Kami memohon donasi dengan suka rela untuk mendukung situs ini, agar situs anda -islamqa.info – berkelanjutan dalam melayani Islam dan umat Islam insyaallah
Ketika janabah, ranjang dan penutupnya terkena mani. Sementara menurut saya pendapat terkuat adalah mani itu najis. Jika dia terkena (mani) dengan yakin, maka saya biarkan saja najis tersebut, karena dia najis hukmiyah. Saya melakukan demikian karena saya mahasiswa dan tinggal bersama para mahasiswa lainnya, sehingga sulit bagi saya setiap kali untuk mencuci ranjang.
Terkadang saya duduk di atasnya dan kondisi tubuh saya basah atau najis itu basah. Sementara saya berpendapat sesuai dengan pendapat Imam Malik, bahwa hukum najisnya mani tidak berpindah. Apakah yang saya lakukan itu benar? Bagaimana kedudukan shalat-shalat saya? Karena saya shalat mempergunakan pakaian yang sama saat saya duduk di atasnya?
Alhamdulillah.
Pertama:
Para ulama fikih berpeda pendapat akan kesucian mani dan najisnya menjadi dua pendapat. Mazhab Syafi’i dan Ahmad berpendapat bahwa mani itu sucinya . Ini termasuk pendapat terkuat berdasarkan dalil. Sementara mazhab Abu Hanifah dan Malik mengatakan mani itu najis.
Kedua:
Jika mengambil pendapat yang menyatakan bahwa mani itu najis, ketika seseorang bermimipi basah, maka hendaknya dia menghindari ranjang agar tidak terkena mani, karena biasanya yang terkena adalah bajunya saja tidak akan melebihi dari itu. Selayaknya hindari penyakit was was karena dia termasuk penyakit dan keburukan.
Jika dipastikan ranjang terkena mani, jika maninya telah kering kemudian seseorang duduk diatasnya, maka tidak akan menjadi najis kecuali kalau didapati ada sesuatu yang basah pada bajunya atau ranjangnya dan najis tidak akan berpindah kedua-duanya sama-sama kering.
Dan mazhab Malikiyah mengatakan kalau barang najis itu dibersihkan dengan selain air mutlak, maka najis itu tidak akan berpindah lagi meskipun masih basah.

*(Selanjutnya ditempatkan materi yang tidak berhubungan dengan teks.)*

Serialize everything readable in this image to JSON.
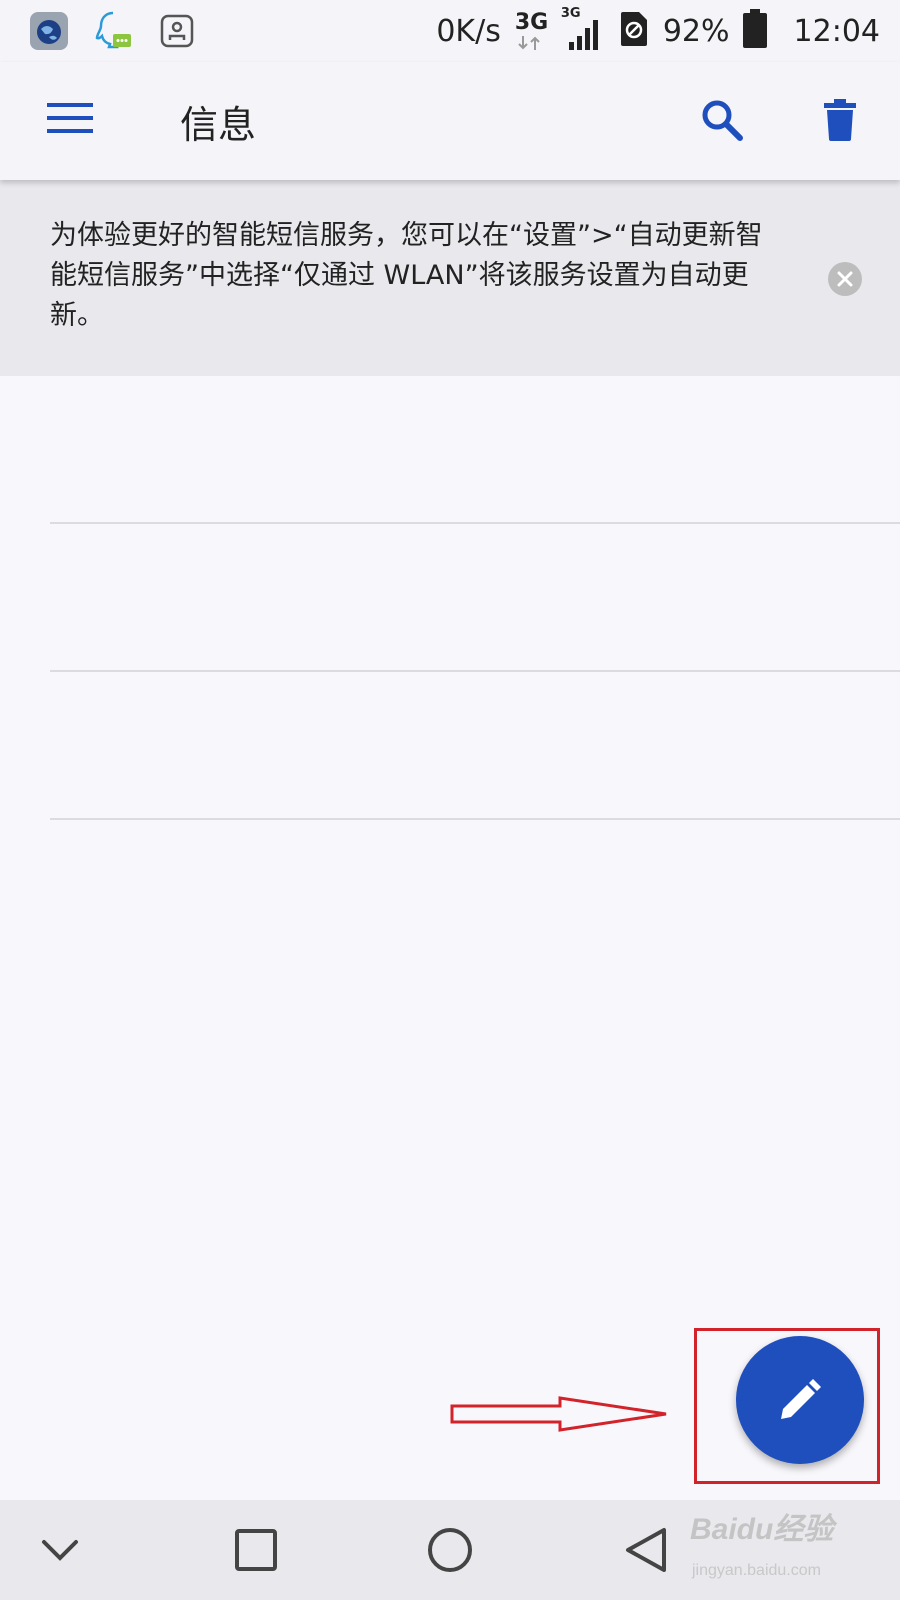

Khalil, ulama dalam mazhab Maliki, berkata dalam mukhtasornya, “Kalau barang najisnya itu dihilangkan dengan selain (air) mutlaq, maka tidak akan berpindah najisnya kepada sesuatu yang menempel tempatnya.”
Al-Khottobi dalam Syarkhnya ‘Mawahibul Jalil, (1/165) mengatakan, “Maksudnya kalau najisnya itu dihilangkan dengan selain air mutlak. Mungkin air yang dicampur atau dengan sesuatu yang dapat menghilangkan selain dari air seperti cuka dan semisalnya. Kami mengatakan hal itu tidak dapat membersihkan tempat najis yang dihukumi atasnya. Karenamya tidak boleh shalat dengannya.
Kemudian kalau menempel di tempat itu padahal masih basah atau sesuatu yang basah menempel setelah kering atau dalam kondisi basah, apakah dapat berpindah najisnya dari sesuatu yang menempel tadi atau tidak menjadi najis? Ada dua pendapat dalam masalah ini, Ibnu Abdus Salam dan pengarang serta selain dari keduanya serta kebanyakan ulama mengatakan, ‘Tidak menjadi najis.”
Ulaisy dalam kitab ‘Minahul Jalil, (1/73) mengatakan, “(Kalau zat najisnya itu hilang) dari tempatnya dengan selain air (mutlak) seperti air yang telah berubah warnanya dengan bunga, dan tempatnya masih basah, kemudian terkena sesuatu yang kering atau basah atau menempel dengan sesuatu yang basah (tidak berubah menjadi najis sesuatu yang menempel tersebut) – maksudnya najisnya menurut pendapat dalam mazhab.
Ungkapan “Atau kering menempel dengan sesuatu yang basah” ini terkait jika zat najisnya dihilangkan wujudnya dengan selain air mutlak. Sehingga kaidah di atas tidak cocok terhadap najis yang mengering tapi zatnya tidak dihilangkan.”